My main street could be any main street in any town or city that has consented to the corporate occupation of public space. It is hard not to, because these businesses are all legal, even though very few of them are good. They did not use military or political force to take over our towns, but economic force. In No Logo Naomi Klein describes the cut-throat tactics they use to destroy locally-owned independent businesses, which are also legal if not moral.
Did anyone protest this corporate occupation while it was happening? I did. With a handful of others who saw the writing on the wall I stood outside the first Starbucks store in Christchurch on its opening day twelve years ago, holding placards and handing out leaflets. Passers-by were either bemused or amused. It takes a lot of time and effort to unravel the connections between drinking a cup of stale corporate coffee (the beans are roasted in America) in New Zealand and not having enough money in local purses to properly fund civic amenities like libraries and swimming pools, or public services like schools and hospitals, so that all citizens can benefit from them. Or not enough adequately-paid, socially-useful jobs to keep the next generation employed at home.
The Occupy movement is saying No to all this, but what is it saying Yes to? To the things all good revolutions say yes to, of course – liberty, equality and the siblinghood of humankind – but beyond that, what is it doing to make a real difference? Here are some things that lots of the occupiers are already doing, and want to share. Their basic message is - vacate the corporation; occupy Main Street! Corporations that produce consumables only have the power and money we give them. So stop shopping with corporations. This is easy with things like healthy food; harder with things like electronic goods – but it can and must be done. Exit the corporation and enter the range of community-based alternatives. Keep your money in a community-owned bank, support independent locally-owned stores, join or start a co-op (worker, consumer, housing), grow food for yourself and others at a community garden or farm, join a Time Bank to give and get free services.

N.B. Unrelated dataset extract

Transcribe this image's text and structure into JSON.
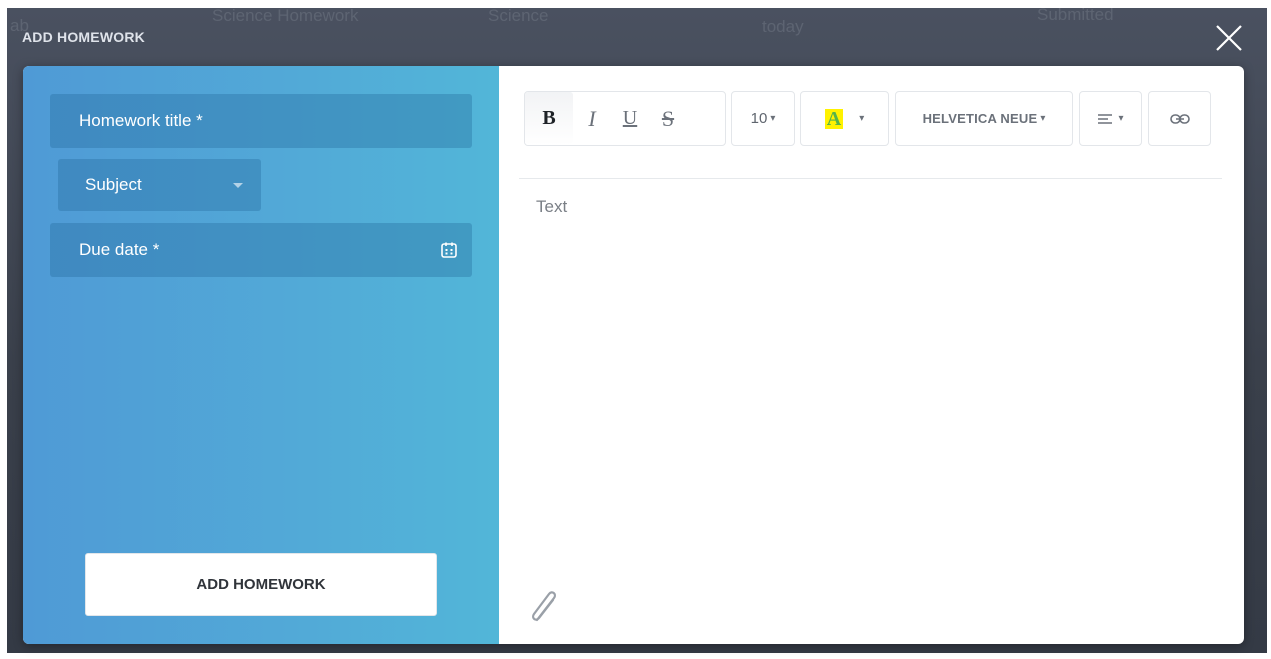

Will this be inconvenient? Not necessarily – within zero to five miles of Wall St there are twenty community-owned bank branches. I bank with New Zealand's one remaining community-owned bank, which is hundreds of kilometres away in the North Island, and I get excellent service via phone, mail and internet. Will it cost more? Not necessarily – my bank charges less interest on credit cards and loans than the foreign-owned corporate banks, pays more interest on savings accounts and term deposits, and charges no fees on accounts over $5000. But even if it is less convenient and costs a bit more upfront – that is the price of freedom.
The Occupy movement has grasped the truth that we send a message and create change much more powerfully through what we do than by what we say. Protest on the streets is a good start, but we're not stopping there. It is only by action - supporting economic alternatives and vacating the corporation – that we both bring down the existing rotten system and put a much better one in its place.